Des affirmations ?

Je n’ai plus mal en regardant les ventres ronds des femmes enceintes. Je n’ai plus de pincements au cœur en regardant mes filleules virevolter autour de moi. Je ne suis plus tendue lorsque je dois répondre que je n’ai pas d’enfant, oui j’aimerais en avoir mais pour le moment je n’en ai pas (comprend qui veut). Je ne suis plus en colère contre moi et le reste de la terre.

Je continue à consulter les blogs traitants du sujet. Je prends de l’info, m’informe, apprends de l’expérience des autres. Nous nous soutenons, bien que nous ne nous connaissions pas. Cette communauté d’âmes me fait du bien. Elle seule sait vraiment.

Je n’en ai pas terminé avec les questionnements nombreux. Ceux qui viennent interroger le corps, l’âme, le couple, le désir, les projections multiples. Pour exemples : pourquoi nous ? si nous n’arrivons pas à avoir un enfant, cela signifie peut être que nous n’en voulons pas inconsciemment ? notre couple va-t-il tenir sans enfant ? qu’est ce qu’une famille sans enfant ? est-ce que je vais m’accomplir en tant que femme si je n’ai pas d’enfant ? que va-t-on me renvoyer et est-ce que je suis assez forte pour le supporter et le surmonter ?

Nous sommes confrontés, nous infertiles à de quotidiennes épreuves. Bien plus sans doute que les autres parents en devenir, pour lesquels faire un enfant ne se réfléchit pas, ne se planifie pas et surtout n’a besoin de nulle autre intervention que celle de deux corps qui se rencontrent.

J’ai mis mon corps à l’épreuve, j’ai eu mal. Je me suis plus d’une fois torturée. J’ai pleuré, juré, maudit. J’ai lu, rencontré des spécialistes et quelques charlatans aussi qui ont épongé mes larmes, fait quelques promesses et pris allègrement mon argent.

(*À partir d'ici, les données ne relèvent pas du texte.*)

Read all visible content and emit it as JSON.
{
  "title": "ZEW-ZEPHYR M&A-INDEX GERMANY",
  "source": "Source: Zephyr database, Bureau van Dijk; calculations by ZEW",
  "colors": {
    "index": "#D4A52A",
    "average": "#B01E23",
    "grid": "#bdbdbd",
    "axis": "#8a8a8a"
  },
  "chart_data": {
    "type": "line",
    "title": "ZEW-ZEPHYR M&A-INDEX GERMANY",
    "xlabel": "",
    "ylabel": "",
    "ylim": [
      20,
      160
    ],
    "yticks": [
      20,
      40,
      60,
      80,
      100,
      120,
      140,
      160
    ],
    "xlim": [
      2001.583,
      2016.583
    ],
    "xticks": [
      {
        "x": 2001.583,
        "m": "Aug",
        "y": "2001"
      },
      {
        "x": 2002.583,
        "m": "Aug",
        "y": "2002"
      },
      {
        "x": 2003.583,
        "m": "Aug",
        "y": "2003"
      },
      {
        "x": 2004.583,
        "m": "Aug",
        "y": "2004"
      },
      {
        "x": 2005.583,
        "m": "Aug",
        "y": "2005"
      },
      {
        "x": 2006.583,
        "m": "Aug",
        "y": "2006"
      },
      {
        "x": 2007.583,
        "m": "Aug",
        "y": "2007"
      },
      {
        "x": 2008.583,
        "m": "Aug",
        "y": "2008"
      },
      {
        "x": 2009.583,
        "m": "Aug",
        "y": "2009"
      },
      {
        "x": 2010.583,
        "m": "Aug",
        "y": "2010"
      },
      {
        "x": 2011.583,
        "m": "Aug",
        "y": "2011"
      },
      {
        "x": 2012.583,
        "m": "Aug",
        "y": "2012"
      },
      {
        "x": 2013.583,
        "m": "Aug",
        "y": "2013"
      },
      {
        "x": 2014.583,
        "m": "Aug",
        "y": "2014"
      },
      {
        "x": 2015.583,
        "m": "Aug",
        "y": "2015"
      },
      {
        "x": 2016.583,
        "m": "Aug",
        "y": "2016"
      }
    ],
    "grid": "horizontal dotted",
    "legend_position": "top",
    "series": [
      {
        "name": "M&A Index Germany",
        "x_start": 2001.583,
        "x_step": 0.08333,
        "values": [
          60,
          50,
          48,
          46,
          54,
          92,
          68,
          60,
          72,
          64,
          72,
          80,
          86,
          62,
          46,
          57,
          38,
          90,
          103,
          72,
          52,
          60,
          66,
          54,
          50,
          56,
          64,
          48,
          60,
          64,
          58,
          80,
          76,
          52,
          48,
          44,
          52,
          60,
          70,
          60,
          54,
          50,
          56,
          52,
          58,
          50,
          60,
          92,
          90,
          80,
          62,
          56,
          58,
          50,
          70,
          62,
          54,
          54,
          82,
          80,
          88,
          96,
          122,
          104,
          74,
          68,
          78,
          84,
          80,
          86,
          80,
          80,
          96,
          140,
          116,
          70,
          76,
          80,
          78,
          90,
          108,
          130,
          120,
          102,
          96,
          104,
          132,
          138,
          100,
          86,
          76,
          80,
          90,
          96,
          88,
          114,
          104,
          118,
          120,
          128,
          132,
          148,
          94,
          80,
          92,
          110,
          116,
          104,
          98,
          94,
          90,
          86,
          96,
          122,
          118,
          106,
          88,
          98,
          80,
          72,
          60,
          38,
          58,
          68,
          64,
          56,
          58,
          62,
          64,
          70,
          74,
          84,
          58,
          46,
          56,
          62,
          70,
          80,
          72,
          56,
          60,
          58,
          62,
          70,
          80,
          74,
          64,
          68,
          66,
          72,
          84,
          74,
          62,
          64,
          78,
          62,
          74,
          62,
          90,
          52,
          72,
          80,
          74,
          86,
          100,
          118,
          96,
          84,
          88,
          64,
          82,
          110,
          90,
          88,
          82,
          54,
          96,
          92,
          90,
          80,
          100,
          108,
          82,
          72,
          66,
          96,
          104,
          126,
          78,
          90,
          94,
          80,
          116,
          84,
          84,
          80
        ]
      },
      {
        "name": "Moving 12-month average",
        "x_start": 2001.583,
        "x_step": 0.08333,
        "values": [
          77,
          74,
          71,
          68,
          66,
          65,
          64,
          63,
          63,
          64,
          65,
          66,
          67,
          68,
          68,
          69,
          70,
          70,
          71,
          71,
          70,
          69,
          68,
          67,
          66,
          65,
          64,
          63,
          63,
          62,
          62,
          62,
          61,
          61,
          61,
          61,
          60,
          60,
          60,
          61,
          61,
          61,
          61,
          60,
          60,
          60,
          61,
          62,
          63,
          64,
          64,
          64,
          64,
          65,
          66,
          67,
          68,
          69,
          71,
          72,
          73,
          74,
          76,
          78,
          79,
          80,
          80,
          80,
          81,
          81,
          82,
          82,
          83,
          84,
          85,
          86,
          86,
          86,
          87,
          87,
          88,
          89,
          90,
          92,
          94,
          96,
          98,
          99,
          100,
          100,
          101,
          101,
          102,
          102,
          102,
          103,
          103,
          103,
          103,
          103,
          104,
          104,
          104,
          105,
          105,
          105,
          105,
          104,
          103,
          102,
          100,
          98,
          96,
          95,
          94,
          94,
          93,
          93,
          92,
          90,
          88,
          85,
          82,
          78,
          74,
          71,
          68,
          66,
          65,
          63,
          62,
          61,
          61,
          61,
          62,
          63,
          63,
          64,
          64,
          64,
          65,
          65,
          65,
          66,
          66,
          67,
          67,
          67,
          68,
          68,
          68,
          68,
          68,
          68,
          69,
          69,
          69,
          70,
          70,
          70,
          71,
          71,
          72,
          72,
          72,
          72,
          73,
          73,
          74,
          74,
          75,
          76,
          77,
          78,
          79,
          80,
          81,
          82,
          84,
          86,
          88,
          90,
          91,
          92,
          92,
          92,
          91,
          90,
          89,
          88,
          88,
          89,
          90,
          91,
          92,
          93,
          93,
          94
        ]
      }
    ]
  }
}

Plus d’une fois, j’ai revisité mon histoire, notre histoire. De ma première grossesse, à la première tentative de Fiv jusqu’au cuisant échec de la seconde.

Je ne sais pas si je suis tout à fait au clair…

Pour autant, de nouvelles forces vives m’habitent. Celle physique qui m’a permis de traverser tout cela (et j’en remercie mon corps), celles de mon couple toujours debout.

L’épreuve m’aura appris sur moi, sur nous.